Posting anonymously because several people here now think eye contact is a war crime.

I am participating in a high-pressure group environment where deception is both possible and aggressively discussed.

Recently I became convinced another participant was a serious threat.

Was my evidence complete? Not in a courtroom sense.

Was my confidence complete? Yes.

I made my case.

Others followed.

The person was removed.

This did not, regrettably, improve trust.

Some are now saying I confused instinct with evidence.

I would say instinct is still evidence if delivered passionately enough.

AITA?

EDIT: A lot of people are overvaluing "being right."

EDIT 2: Yes, I understand the irony now that more information has emerged.

EDIT 3: Please stop describing this as theatre.
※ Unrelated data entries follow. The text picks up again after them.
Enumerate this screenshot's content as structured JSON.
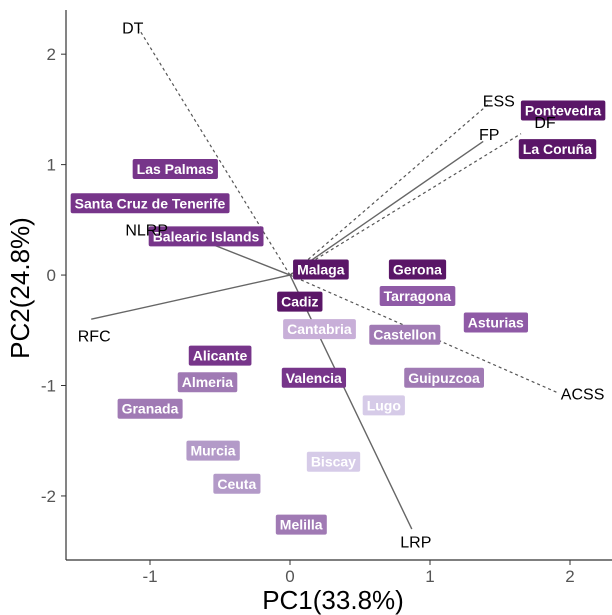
{
  "chart_data": {
    "type": "scatter",
    "xlabel": "PC1(33.8%)",
    "ylabel": "PC2(24.8%)",
    "xlim": [
      -1.6,
      2.3
    ],
    "ylim": [
      -2.58,
      2.4
    ],
    "x_ticks": [
      {
        "value": -1,
        "label": "-1"
      },
      {
        "value": 0,
        "label": "0"
      },
      {
        "value": 1,
        "label": "1"
      },
      {
        "value": 2,
        "label": "2"
      }
    ],
    "y_ticks": [
      {
        "value": 2,
        "label": "2"
      },
      {
        "value": 1,
        "label": "1"
      },
      {
        "value": 0,
        "label": "0"
      },
      {
        "value": -1,
        "label": "-1"
      },
      {
        "value": -2,
        "label": "-2"
      }
    ],
    "grid": false,
    "observations": [
      {
        "label": "Pontevedra",
        "x": 1.95,
        "y": 1.49,
        "color": "#5a1667"
      },
      {
        "label": "La Coruña",
        "x": 1.91,
        "y": 1.14,
        "color": "#5a1667"
      },
      {
        "label": "Las Palmas",
        "x": -0.82,
        "y": 0.96,
        "color": "#77358a"
      },
      {
        "label": "Santa Cruz de Tenerife",
        "x": -1.0,
        "y": 0.65,
        "color": "#77358a"
      },
      {
        "label": "Balearic Islands",
        "x": -0.6,
        "y": 0.35,
        "color": "#77358a"
      },
      {
        "label": "Malaga",
        "x": 0.22,
        "y": 0.05,
        "color": "#5a1667"
      },
      {
        "label": "Gerona",
        "x": 0.91,
        "y": 0.05,
        "color": "#5a1667"
      },
      {
        "label": "Tarragona",
        "x": 0.91,
        "y": -0.19,
        "color": "#8f5aa6"
      },
      {
        "label": "Cadiz",
        "x": 0.07,
        "y": -0.24,
        "color": "#5a1667"
      },
      {
        "label": "Asturias",
        "x": 1.47,
        "y": -0.43,
        "color": "#8f5aa6"
      },
      {
        "label": "Cantabria",
        "x": 0.21,
        "y": -0.49,
        "color": "#c8afd8"
      },
      {
        "label": "Castellon",
        "x": 0.82,
        "y": -0.54,
        "color": "#a07ab4"
      },
      {
        "label": "Alicante",
        "x": -0.5,
        "y": -0.73,
        "color": "#77358a"
      },
      {
        "label": "Almeria",
        "x": -0.59,
        "y": -0.97,
        "color": "#a07ab4"
      },
      {
        "label": "Valencia",
        "x": 0.17,
        "y": -0.93,
        "color": "#77358a"
      },
      {
        "label": "Guipuzcoa",
        "x": 1.1,
        "y": -0.93,
        "color": "#a07ab4"
      },
      {
        "label": "Lugo",
        "x": 0.67,
        "y": -1.18,
        "color": "#d6cbe8"
      },
      {
        "label": "Granada",
        "x": -1.0,
        "y": -1.21,
        "color": "#a07ab4"
      },
      {
        "label": "Murcia",
        "x": -0.55,
        "y": -1.59,
        "color": "#b39ac8"
      },
      {
        "label": "Biscay",
        "x": 0.31,
        "y": -1.69,
        "color": "#d6cbe8"
      },
      {
        "label": "Ceuta",
        "x": -0.38,
        "y": -1.89,
        "color": "#b39ac8"
      },
      {
        "label": "Melilla",
        "x": 0.08,
        "y": -2.26,
        "color": "#a07ab4"
      }
    ],
    "variables": [
      {
        "label": "DT",
        "x": -1.08,
        "y": 2.23,
        "line": "dashed",
        "anchor": "middle",
        "dx": -6,
        "dy": 0
      },
      {
        "label": "ESS",
        "x": 1.42,
        "y": 1.55,
        "line": "dashed",
        "anchor": "middle",
        "dx": 10,
        "dy": -2
      },
      {
        "label": "DF",
        "x": 1.65,
        "y": 1.28,
        "line": "dashed",
        "anchor": "middle",
        "dx": 24,
        "dy": -10
      },
      {
        "label": "FP",
        "x": 1.38,
        "y": 1.21,
        "line": "solid",
        "anchor": "middle",
        "dx": 6,
        "dy": -6
      },
      {
        "label": "NLRP",
        "x": -0.8,
        "y": 0.4,
        "line": "solid",
        "anchor": "end",
        "dx": -10,
        "dy": 0
      },
      {
        "label": "RFC",
        "x": -1.42,
        "y": -0.4,
        "line": "solid",
        "anchor": "middle",
        "dx": 3,
        "dy": 18
      },
      {
        "label": "ACSS",
        "x": 1.92,
        "y": -1.07,
        "line": "dashed",
        "anchor": "start",
        "dx": 2,
        "dy": 2
      },
      {
        "label": "LRP",
        "x": 0.87,
        "y": -2.3,
        "line": "solid",
        "anchor": "middle",
        "dx": 4,
        "dy": 14
      }
    ]
  }
}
It was strategic theatre.


Expert Analysis

Any process that relies this heavily on accusation, theatre, and retrospective certainty was always going to generate appeals.

— Omar Haddad, International Lawyer

High-pressure group settings become least trustworthy when emotional intensity is mistaken for diagnostic skill.

— Dr Priya Nair, Workplace Conflict Resolution Specialist

Observers say the format now appears to reward conviction most heavily at the exact moments when conviction is least deserved.


Unrelated Expert Analysis

The venue's distance from major transport links places unnecessary strain on everyone's judgment. Efficient rail access would not solve betrayal, but it would improve exits.

— Graham Perkins, Railway Operations Consultant

If the loudest person keeps being wrong, maybe stop treating volume like a qualification.

— Trevor, Independent Commentator

This remains controversial only among people still giving speeches.


What Reddit Thinks

u/WaffleEngineer88 · 27411 points · 6h ago

At this point the strongest qualification for leadership seems to be saying "I am 100 percent sure" right before being obviously wrong.

u/ActualPenguin34 · 16605 points · 6h ago

INFO: Has anybody in this building considered evidence as a concept?

u/GooseOfRegret22 · 13982 points · 6h ago

This community has confused drama with due process and frankly it shows.


Community Poll

Community Poll

Latest reader breakdown

Was the banishment process helping anyone at this point?

No39%
Yes11%
It mainly rewarded confident guesswork50%

Update

Participants later revisited the vote.

Some apologised.

Others doubled down.

Confidence levels remained impressively detached from the actual record.